An addicted person is chronically intoxicated and has a compulsive use despite dangerous effects posed (Marchand, 2007). Mental health problems are some of the effects brought by drug use; especially common with drug addicts. Acquisition of both mental health problem such as depression and drug abuse, is termed as dual diagnosis. Some of the common causes of drug and substance abuse are peer pressure, anxiety, environmental stress or even depression. Most people who engage in drug and substance abuse eventually encounter mental health problems.

Opiates such as heroin, cocaine and codeine, also referred to as Central nervous system (CNS) stimulants are responsible for the mental dysfunction, (Wittchen & Jacobi 2005). Several methods are employed to rehabilitate people suffering from dual diagnosis. Methods used include quarantine of the affected people and keeping them away from drugs that they have been addicted to. There are however modern procedures in treatment of dually diagnosed people. These are more integrated approaches as shall be explained, (Wittchen & Jacobi 2005).
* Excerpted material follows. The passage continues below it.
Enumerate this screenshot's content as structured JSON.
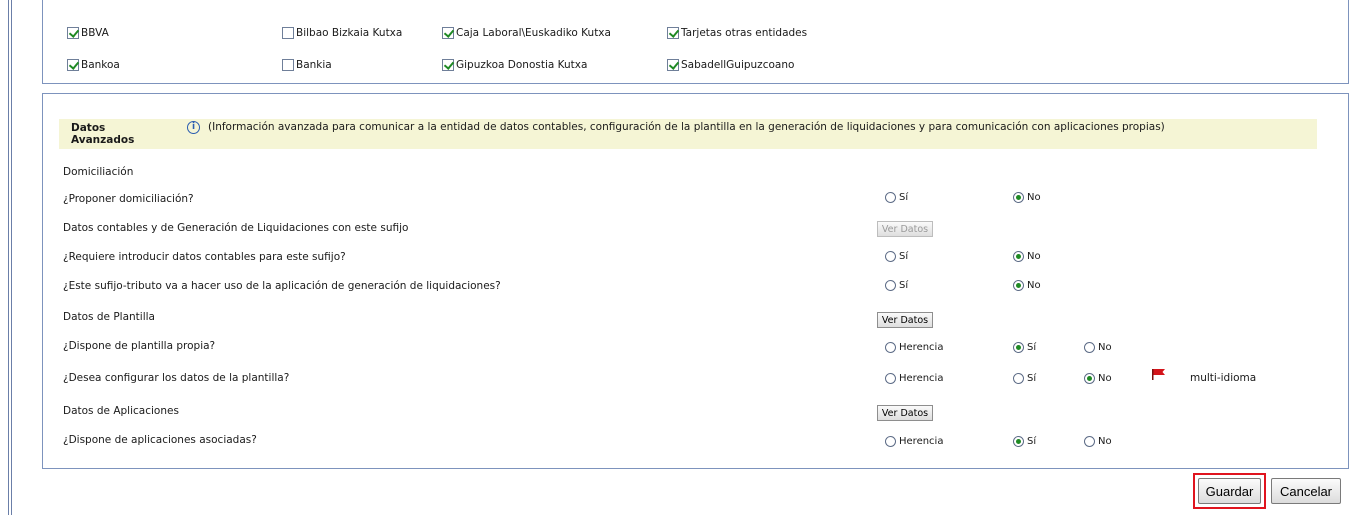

Synthesis of major findings Drug addiction and mental problems go hand in hand. Such combined problems are referred to as co-occurring disorders or dual diagnosis. Mental problems hinder our ability to have a normal function, a normal social relationship and difficulty in life progress. For treatment of these problems, an integrated approach is recommended today. This approach is meant to rehabilitate a drug addict and hook them out of their addiction and at the same time doing away with their mental health problem.
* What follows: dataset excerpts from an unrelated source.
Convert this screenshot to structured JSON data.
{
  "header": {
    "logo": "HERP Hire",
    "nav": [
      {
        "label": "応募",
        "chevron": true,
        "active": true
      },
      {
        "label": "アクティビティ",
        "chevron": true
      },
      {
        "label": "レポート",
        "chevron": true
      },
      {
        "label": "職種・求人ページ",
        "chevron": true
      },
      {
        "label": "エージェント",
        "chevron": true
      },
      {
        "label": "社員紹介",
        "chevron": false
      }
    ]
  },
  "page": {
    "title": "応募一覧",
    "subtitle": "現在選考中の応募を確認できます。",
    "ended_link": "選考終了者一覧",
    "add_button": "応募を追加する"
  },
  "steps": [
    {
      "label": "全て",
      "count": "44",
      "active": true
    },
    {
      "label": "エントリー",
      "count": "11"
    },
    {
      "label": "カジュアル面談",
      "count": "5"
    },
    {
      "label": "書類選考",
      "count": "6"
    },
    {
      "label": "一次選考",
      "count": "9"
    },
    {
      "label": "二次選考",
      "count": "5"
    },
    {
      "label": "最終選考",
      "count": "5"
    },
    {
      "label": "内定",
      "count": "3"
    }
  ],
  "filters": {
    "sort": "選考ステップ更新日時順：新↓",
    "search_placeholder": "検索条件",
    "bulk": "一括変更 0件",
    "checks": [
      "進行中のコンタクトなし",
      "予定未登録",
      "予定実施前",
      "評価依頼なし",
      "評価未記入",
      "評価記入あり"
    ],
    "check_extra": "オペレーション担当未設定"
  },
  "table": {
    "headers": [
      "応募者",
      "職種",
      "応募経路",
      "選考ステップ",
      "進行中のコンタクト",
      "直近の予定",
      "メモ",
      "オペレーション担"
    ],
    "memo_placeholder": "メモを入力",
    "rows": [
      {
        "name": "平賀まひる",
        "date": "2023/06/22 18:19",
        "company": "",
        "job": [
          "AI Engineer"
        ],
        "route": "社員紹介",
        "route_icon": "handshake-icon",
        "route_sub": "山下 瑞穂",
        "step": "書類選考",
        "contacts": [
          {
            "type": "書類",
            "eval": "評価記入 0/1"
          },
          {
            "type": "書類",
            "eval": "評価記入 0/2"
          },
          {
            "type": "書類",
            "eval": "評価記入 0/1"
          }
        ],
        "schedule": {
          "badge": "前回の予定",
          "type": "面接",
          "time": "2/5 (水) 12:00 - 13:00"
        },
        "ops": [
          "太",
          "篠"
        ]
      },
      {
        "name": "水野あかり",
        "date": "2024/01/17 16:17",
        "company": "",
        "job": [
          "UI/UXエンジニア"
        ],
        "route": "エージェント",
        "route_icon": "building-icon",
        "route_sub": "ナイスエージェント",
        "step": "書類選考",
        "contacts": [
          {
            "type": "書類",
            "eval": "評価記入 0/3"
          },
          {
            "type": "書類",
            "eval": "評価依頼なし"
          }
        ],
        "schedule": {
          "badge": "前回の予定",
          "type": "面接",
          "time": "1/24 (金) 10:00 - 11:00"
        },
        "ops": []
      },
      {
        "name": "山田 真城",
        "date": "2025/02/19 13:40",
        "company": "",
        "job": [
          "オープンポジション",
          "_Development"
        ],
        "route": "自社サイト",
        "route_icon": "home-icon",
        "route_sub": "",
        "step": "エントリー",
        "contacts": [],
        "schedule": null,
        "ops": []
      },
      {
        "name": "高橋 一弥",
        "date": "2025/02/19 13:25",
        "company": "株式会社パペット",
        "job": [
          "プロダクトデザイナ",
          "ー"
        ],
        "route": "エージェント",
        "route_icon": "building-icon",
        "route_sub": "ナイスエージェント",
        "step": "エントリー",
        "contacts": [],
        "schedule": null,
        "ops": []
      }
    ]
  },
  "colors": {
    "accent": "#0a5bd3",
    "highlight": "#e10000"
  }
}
Petersen and Zwerling, (2005) described that recovery from this depended on the simultaneous treatment of both the addiction and mental problem. According to research by Petersen and Zwerling (2005), it is not guaranteed that recovery would happen but there are high chances that persons on dual diagnosis would recover under good treatment and support. The speed of recovery is not as fast. Persons will often get discouraged due to frequent encounters with relapses and slow recovery but with support and motivation, progress is achieved. Since the mental health problem and drug addiction are related, Petersen and Zwerling (2005) described that a combined treatment is best to increase the chances of recovery.
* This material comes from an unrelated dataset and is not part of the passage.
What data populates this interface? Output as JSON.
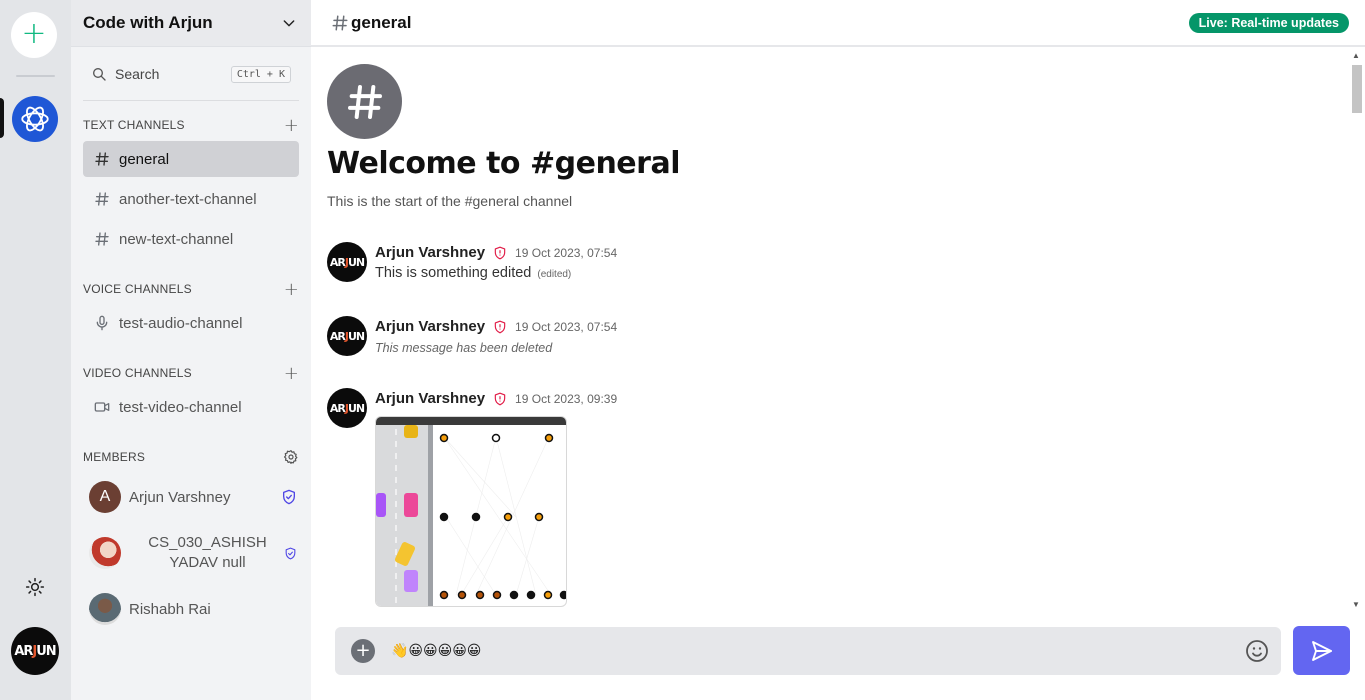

Integrated treatment is acquisition of double treatment for mental and addiction problem from a common health provider and described that during treatment of the problem therapists have to identify what is exactly at hand (Petersen and Zwerling (2005). It is hard to convince drug addicts to admit what they are really addicted to. Therefore, there exists difficulty in diagnosing the drug abuse problem and its consequent mental disorder. Reasons attributed to this denial behavior from affected persons are ignorance and hope by addicts that the problems will eventually disappear. Addicts are further faced with the fear of being considered as a minority in society.

Addicts have a common instinct to go back to their addictive lives and evade the “problematic” rehabilitation. An array of procedures involving the community integration must be employed so as to aid in improvement of mentally ill patients. Integrated methods are supported by researches done. According to these researches, the major symptoms common to co-occurring disorders are weight changes and loss of appetite, concentration problems, anger and rage, impaired judgment. Right programs for the treatment of co-occurring disorders must be backed up by research.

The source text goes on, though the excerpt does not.